Sebuah kabar mengejutkan datang dari Biro Investigasi Federal (FBI). Enam agennya diberhentikan dari tugas, terkait erat dengan penyelidikan dokumen rahasia yang melibatkan mantan Presiden Amerika Serikat, Donald Trump, pada tahun 2022. Keputusan ini sontak memicu gelombang kemarahan dari asosiasi yang mewakili personel biro tersebut. Demikian dilaporkan Internationalmedia.co.id – News.
Penyelidikan yang kini telah dihentikan tersebut berpusat pada penanganan dokumen rahasia oleh Trump setelah masa jabatannya berakhir di Gedung Putih. Pada tahun 2022, saat Trump tidak lagi menjabat, FBI melakukan penggerebekan di kediamannya di Mar-a-Lago, Florida. Jaksa menuduh Trump menyimpan materi sensitif, termasuk catatan dari Pentagon dan CIA, bahkan dokumen terkait nuklir dan pertahanan, tanpa pengamanan yang memadai. Ia juga diduga menggagalkan upaya untuk mengambil kembali dokumen-dokumen tersebut.

Menurut beberapa media AS, Direktur FBI Kash Patel secara langsung memerintahkan pemecatan setidaknya enam agen yang terlibat dalam penanganan kasus tersebut. Saat dimintai konfirmasi oleh Internationalmedia.co.id, pihak FBI menolak untuk memberikan komentar resmi mengenai insiden ini.
Donald Trump sendiri secara konsisten membantah melakukan kesalahan apa pun dalam kasus dokumen rahasia ini, yang merupakan salah satu dari beberapa tuntutan yang dihadapinya pasca-masa jabatan pertamanya. Sementara itu, investigasi lain terkait tuduhan upaya membatalkan hasil pemilihan umum 2020 telah dibatalkan, sesuai dengan kebijakan Departemen Kehakiman yang umumnya tidak menuntut presiden yang sedang menjabat.

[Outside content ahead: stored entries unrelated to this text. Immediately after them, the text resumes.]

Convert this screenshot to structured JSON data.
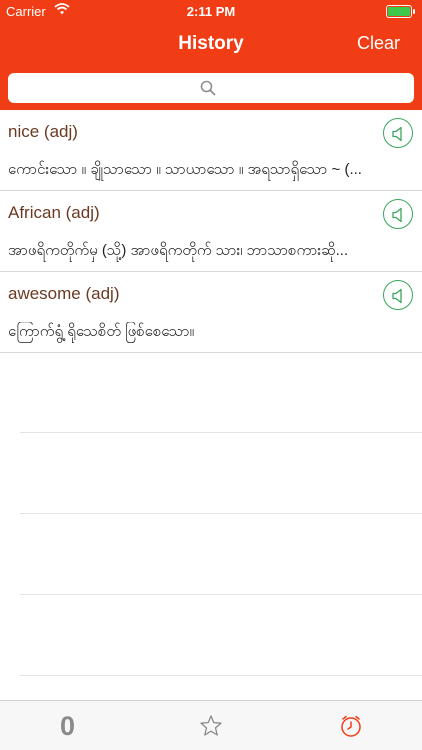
{
  "status": {
    "carrier": "Carrier",
    "time": "2:11 PM"
  },
  "nav": {
    "title": "History",
    "clear_label": "Clear"
  },
  "search": {
    "placeholder": ""
  },
  "history": [
    {
      "word": "nice (adj)",
      "definition": "ကောင်းသော ။ ချိုသာသော ။ သာယာသော ။ အရသာရှိသော ~ (..."
    },
    {
      "word": "African (adj)",
      "definition": "အာဖရိကတိုက်မှ (သို့) အာဖရိကတိုက် သား၊ ဘာသာစကားဆို..."
    },
    {
      "word": "awesome (adj)",
      "definition": "ကြောက်ရွံ့ ရိုသေစိတ် ဖြစ်စေသော။"
    }
  ],
  "tabs": {
    "first_label": "0"
  },
  "colors": {
    "accent": "#f03d16",
    "speaker": "#3aa65c",
    "word_text": "#6b3a22",
    "selected_tab": "#f03d16"
  },
  "icons": [
    "wifi-icon",
    "battery-icon",
    "search-icon",
    "speaker-icon",
    "star-icon",
    "clock-icon"
  ]
}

Asosiasi Agen FBI (FBI Agents Association) telah mengonfirmasi terjadinya pemecatan tersebut dan melontarkan kecaman keras. Mereka menyatakan bahwa tindakan ini melanggar "hak proses hukum bagi mereka yang mempertaruhkan nyawa untuk melindungi Amerika Serikat."
"Tindakan semacam ini secara fundamental melemahkan Biro dengan menghilangkan keahlian krusial dan mendestabilisasi tenaga kerja," ujar asosiasi tersebut dalam pernyataannya. Mereka menambahkan, pemecatan ini "merusak kepercayaan terhadap kepemimpinan dan membahayakan kemampuan Biro untuk mencapai target perekrutannya – yang pada akhirnya menempatkan negara pada risiko yang lebih besar."